An der Raststätte Bad Bellingen stieg man in den von Frankfurt gestarteten Bus, der nun bis auf den letzen Platz gefüllt war. Nun war das „Team Kulessa" komplett.

Herzklopfen pur, als am Sonntag um 7:00 Uhr der Startschuss in Mailand fiel. Knapp 800 Teilnehmer klickten nahezu gleichzeitig in die Pedale ein. Wir Bamlacher reihten uns am Ende des Feldes ein und beschlossen die Fahrt gemeinsam durchzuziehen. Ein guter Entschluss, sah man doch den Einen oder Anderen gestürzten Fahrer. Fast 40 km/h Durchschnittsgeschwindigkeit zeigte der Tacho in den ersten zwei Stunden. Immer wieder überholte unsere ca. 50 Mann starke Gruppe jene Fahrer, die dem Tempo im Hauptfeld nicht mehr folgen konnten.

Nach der ersten Verpflegung bei KM 135 machten wir nur ein, zwei Minuten Pause und arbeiteten uns immer weiter nach vorne. Nun galt es den Turchino zu bezwingen. Nach dem Tunnel auf der Passhöhe stürzten wir uns in die Abfahrt nach Genua. Nun hatten wir den Streckenabschnitt erreicht, den wir aus dem Fernseher kennen. Links das türkisfarbene Meer und rechts die Felswände der ligurischen Küste. Vorbei an Palmen durch malerische Küstenorte näherten wir uns der 200 KM Marke und der zweiten Verpflegung. Teilweise war diese Streckenabschnitt gefährlich. Hektische Bremsmanöver, das Umfahren der zahlreichen Autos, Gegenverkehr und das Überfahren roter Ampeln zwangen die Teilnehmer zu äußerster Konzentration.

Wer nun meinte das Schwierigste wäre geschafft hatte sich mächtig getäuscht. Auf dem letzten Drittel verließ man immer wieder die Küstenstraße. Capo Mele, Capo Cervo, Capo Berta, Cipressa und den Poggio di Sanremo hieß es zu bewältigen. Keine großen Anstiege im Vergleich zum Schwarzwald, aber für Einige wurden nach den bis dahin gefahrenen Kilometern diese „Hügel" zu standhaften Bergen.

Nach offiziell 295 KM erreichten wir nach 10:07:00 Stunden das Ziel und belegten die Plätze 370 - 374.

Unser „Team Kulessa" gewann als größte Gruppe einen Pokal. Ein herzliches Dankeschön an Günther Kulessa der die Busreise ehrenamtlich organisiert hat.

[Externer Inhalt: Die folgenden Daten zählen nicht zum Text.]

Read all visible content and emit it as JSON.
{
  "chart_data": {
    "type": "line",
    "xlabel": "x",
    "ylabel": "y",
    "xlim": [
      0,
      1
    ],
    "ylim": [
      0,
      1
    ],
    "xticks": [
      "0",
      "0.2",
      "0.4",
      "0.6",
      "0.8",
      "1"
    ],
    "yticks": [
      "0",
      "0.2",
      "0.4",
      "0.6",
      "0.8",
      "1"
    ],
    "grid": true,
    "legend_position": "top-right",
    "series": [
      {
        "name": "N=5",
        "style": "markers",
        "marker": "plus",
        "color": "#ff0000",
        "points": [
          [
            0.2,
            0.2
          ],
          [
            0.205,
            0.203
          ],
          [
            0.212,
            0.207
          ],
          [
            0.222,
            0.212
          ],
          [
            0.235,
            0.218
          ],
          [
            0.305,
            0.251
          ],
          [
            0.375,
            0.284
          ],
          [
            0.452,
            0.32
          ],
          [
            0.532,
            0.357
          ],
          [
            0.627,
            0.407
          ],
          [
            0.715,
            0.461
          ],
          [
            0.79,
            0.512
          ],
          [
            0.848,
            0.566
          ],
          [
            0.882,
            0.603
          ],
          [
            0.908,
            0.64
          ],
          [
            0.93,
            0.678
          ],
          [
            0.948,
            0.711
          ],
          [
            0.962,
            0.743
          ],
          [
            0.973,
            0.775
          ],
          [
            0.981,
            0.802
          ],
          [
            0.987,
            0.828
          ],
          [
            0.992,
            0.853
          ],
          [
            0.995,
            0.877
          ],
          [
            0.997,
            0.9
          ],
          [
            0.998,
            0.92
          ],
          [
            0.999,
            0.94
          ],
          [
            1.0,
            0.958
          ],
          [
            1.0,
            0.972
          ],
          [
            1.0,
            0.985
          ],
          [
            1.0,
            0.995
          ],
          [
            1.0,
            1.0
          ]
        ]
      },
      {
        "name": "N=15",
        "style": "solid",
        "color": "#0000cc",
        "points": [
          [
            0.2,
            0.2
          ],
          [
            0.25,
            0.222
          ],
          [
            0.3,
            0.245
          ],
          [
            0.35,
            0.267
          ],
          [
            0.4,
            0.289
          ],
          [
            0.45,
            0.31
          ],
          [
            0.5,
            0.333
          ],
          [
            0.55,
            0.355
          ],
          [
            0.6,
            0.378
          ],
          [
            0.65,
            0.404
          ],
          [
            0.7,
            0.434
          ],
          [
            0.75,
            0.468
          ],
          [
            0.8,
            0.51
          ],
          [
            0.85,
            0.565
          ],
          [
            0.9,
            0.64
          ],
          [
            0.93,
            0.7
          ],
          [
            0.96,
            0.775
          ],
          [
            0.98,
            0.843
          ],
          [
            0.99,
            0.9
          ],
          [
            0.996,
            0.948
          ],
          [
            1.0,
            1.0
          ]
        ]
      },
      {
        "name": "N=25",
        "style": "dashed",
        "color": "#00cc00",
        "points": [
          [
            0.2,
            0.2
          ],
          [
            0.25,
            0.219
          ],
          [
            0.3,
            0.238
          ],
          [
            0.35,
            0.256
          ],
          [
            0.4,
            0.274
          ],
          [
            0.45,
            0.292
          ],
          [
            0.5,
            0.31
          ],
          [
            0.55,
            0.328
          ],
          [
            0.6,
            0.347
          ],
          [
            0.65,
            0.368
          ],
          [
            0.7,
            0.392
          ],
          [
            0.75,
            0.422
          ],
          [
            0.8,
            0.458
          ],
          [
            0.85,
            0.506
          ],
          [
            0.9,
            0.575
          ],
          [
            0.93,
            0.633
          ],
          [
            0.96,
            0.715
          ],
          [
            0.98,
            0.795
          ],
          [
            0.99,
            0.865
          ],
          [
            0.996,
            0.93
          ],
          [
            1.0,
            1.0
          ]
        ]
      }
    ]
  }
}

Immer wieder haben die alteingesessenen Vereinsmitglieder des RV-Bamlach von den Erlebnissen vergangener Jahre bei Mailand - Sanremo erzählt. Diese zum Teil spektakulären Geschichten haben uns dazu bewegt diese Strecke selber einmal zu bewältigen. Nun sind auch wir „Finisher" des längsten Tagesrennen, der „La Primavera".
 

 

Mailand - San Remo
08.06.2010 von Michael Haak
Am vergangenen Wochenende machte ich mich bereits zum zweiten Mal mit meinem Dad Manfred und meinem Bruder Mario (Begleitperson) auf nach Mailand um den Spuren eines Radrennens zu folgen, das schon so viel Geschichte geschrieben hat. Heutzutage ist das Profi-Rennen, das immer im März ausgetragen wird, das längste Eintagesrennen im UCI-Rennkalender und gehört zu den fünf Monumenten des Radsports. Bei seiner ersten Austragung im Jahr 1907 wurde den 33 Startern eine Aufwandsentschädigung von je 5 Lire ausbezahlt.
 

Im Gegensatz dazu wird heute von dem Veranstalter, der UC San Remo, für das Amateur-Rennen 45 Euro verlangt. Offiziell ist es als "Radtourisikfahrt" ausgeschrieben und für die vergleichsweise geringe Startgebühr von 45 Euro gibt's ein Radtrikot, drei Verpflegungsstationen und Pasta im Ziel. Aber alles der Reihe nach.
 

Das Feld vor dem MassenstartAm Sonntag um 07:00 Uhr ging es in Mailand in Form von einem Massenstart los. Es war schon recht warm und nach ein paar Kilometern war das Trikot schon nassgeschwitzt. Wie erwartet war das Anfangstempo auf der geraden und breiten Straße sehr hoch. Viele Radfahrer nutzten die Gegenfahrbahn, um sich im Feld weiter vorzuschieben und so bekamen wir auch immer mehr den "Ziehharmonika-Effekt" an den zahlreichen Kreisverkehren und Fahrbahnverengungen zu spüren. So trennte sich das große Feld von über 800 Fahrern aus ganz Europa hinter uns und wir waren mit ein paar hundert anderen Fahrern in der Spitzengruppe dabei. Nach ca. 80km hatte ich dann auch schon meinen ersten Tiefpunkt. Nach jeder Kurve, bei jedem Gegenverkehr (die Straße war nicht gesperrt) und bei jeder scheiss Straßenverengung ging die kräfteraubende Antreterei von vorne los und wir mussten darauf achten am Feld dranzubleiben und nicht abreißen zu lassen. Mit Müh und Not gelang es mir immer wieder Lücken zuzufahren, aber wir hatten ja noch nicht einmal ein Drittel der Gesamtdistanz hinter uns!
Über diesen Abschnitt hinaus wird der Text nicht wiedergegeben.